Africa’s oil, gas sectors can consume Africa’s unemployed youth
Lazarus Sauti
Young people aged between 15 and 25 represent more than 60
percent of Africa’s total population and account for 45 percent of the total
labour force, says the African Economic Outlook.
It adds that unlike other developing regions, Africa’s
population is becoming more youthful, with youth as a proportion of the total
population projected at over 75 percent by 2015, due to the high fertility rate
underlying the demographic momentum.
Further, notes the African Economic Outlook, it is expected
that this increase in the number of young people will not decline before 20
years or more.
The challenge, therefore, is for African governments to
provide labour for this booming population. This means governments, private and
public sector players as well as development partners in the continent must
look for ways to consume unemployed youths.
One ways, according to the United Nations Conference on Trade and Development (UNCTAD), is to
exploit oil, gas and mining sectors.
“The oil, gas and mining industries – currently
employing around 1 percent of Africa’s workforce – can do more to create more
stable, direct and indirect wage-paying jobs that not only promote economic
growth, but also protect the environment and foster social inclusion,” said the
UNCTAD.
In Africa, only around 5 million new jobs are
created for more than 12 million young women and men joining the labour force
every year, but an International Finance Corporation study in Ghana found, for
example, that the creation of one direct job in the mining sector could
generate 27 additional jobs in the wider economy.

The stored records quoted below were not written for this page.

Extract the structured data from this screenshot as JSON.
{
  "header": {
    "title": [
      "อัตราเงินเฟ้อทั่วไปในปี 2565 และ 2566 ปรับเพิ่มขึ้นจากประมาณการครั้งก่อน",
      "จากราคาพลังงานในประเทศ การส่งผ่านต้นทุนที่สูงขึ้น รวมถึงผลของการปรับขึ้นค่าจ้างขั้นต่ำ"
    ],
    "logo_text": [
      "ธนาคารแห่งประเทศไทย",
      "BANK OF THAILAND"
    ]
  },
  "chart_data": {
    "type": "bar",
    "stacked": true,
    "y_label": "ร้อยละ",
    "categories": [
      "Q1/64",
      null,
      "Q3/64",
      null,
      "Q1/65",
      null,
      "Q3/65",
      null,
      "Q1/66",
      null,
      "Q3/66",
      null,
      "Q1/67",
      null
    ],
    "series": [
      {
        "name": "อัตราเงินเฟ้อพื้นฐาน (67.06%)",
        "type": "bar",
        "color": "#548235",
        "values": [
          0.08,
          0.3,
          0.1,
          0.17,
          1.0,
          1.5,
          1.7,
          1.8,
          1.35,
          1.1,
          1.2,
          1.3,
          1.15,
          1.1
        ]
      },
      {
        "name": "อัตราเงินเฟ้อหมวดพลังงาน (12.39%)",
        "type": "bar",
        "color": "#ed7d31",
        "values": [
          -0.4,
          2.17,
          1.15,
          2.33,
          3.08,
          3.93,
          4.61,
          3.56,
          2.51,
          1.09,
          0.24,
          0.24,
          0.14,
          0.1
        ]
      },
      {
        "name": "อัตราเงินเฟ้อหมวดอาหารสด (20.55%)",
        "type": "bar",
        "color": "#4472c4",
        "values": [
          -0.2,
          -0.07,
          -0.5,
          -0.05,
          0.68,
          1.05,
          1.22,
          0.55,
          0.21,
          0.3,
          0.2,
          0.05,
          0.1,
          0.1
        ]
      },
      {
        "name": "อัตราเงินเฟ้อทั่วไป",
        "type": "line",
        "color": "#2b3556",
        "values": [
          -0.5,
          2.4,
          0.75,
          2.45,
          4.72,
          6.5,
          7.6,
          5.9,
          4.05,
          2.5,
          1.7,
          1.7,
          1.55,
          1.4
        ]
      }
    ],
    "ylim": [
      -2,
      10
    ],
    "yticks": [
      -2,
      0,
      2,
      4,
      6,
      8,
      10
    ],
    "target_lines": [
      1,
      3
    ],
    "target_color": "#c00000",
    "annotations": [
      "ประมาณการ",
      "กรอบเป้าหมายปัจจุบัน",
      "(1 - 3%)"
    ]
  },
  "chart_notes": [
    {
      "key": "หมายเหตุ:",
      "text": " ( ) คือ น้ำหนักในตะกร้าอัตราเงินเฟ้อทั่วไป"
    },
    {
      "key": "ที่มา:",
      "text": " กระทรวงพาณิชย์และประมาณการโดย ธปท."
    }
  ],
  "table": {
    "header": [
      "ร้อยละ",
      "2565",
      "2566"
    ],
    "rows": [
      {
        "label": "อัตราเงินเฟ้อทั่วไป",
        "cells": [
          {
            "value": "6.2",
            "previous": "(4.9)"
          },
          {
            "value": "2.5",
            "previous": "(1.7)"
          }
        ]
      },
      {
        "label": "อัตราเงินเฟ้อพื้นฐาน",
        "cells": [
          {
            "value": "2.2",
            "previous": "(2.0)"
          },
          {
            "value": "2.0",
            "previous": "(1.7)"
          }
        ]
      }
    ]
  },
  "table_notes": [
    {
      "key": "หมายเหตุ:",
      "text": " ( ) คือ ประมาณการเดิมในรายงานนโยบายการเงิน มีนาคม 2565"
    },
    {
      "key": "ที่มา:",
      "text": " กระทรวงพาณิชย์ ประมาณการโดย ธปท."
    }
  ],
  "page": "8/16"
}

Africa holds 8 percent of world oil reserves
and gas reserves, and the United States Geological Society ranks the continent
first or second in its share of world reserves of a long list of metals and
minerals, such as bauxite, chromite, cobalt, ilmenite, industrial diamond,
manganese, phosphate rock, platinum-group metals, rutile, soda ash, vermiculite
and zirconium.
The UNCTAD also said that the benefits that the
extractive industries could bring to developing countries include revenues for
host countries through production sharing arrangements, royalties and income
taxes.
“The development of the extractive industries
could also generate wider economic benefits and promote inclusive growth and
sustainable development.
“The extractive industries, given their capital
intensive nature, may not create many direct jobs, but their linkages with the
broader economy may help generate additional jobs.
“Through these linkages the sector is connected
with the suppliers of inputs; outputs are processed into added-value products;
demand is generated for locally produced goods and services; and an enabling
environment is created for new industries using skills and capabilities
acquired from the extractive industries,” added the UNCTAD.
To compare Africa’s potential with developed
country experience, a recent survey of the United States’ oil and gas industry
revealed that the industry as a whole generated over 9.3 million permanent jobs
across the nation, among which are 3.1 million jobs in retail trade, and half a
million jobs in health services.
Such jobs are not created automatically.
Targeted policies such as developing linkages,
removing entry barriers to specific industry value chains, building the
necessary infrastructure to attract investment, improving access to finance and
developing workforce skills needed, are crucial to expanding job opportunities
and increasing employment.
Artisanal mining, as a labour intensive mining
process, is, for example, well known to generate more direct and indirect jobs
than large-scale mining.
In Africa artisanal mining is estimated to
create about 8 million direct jobs which support over 45 million people.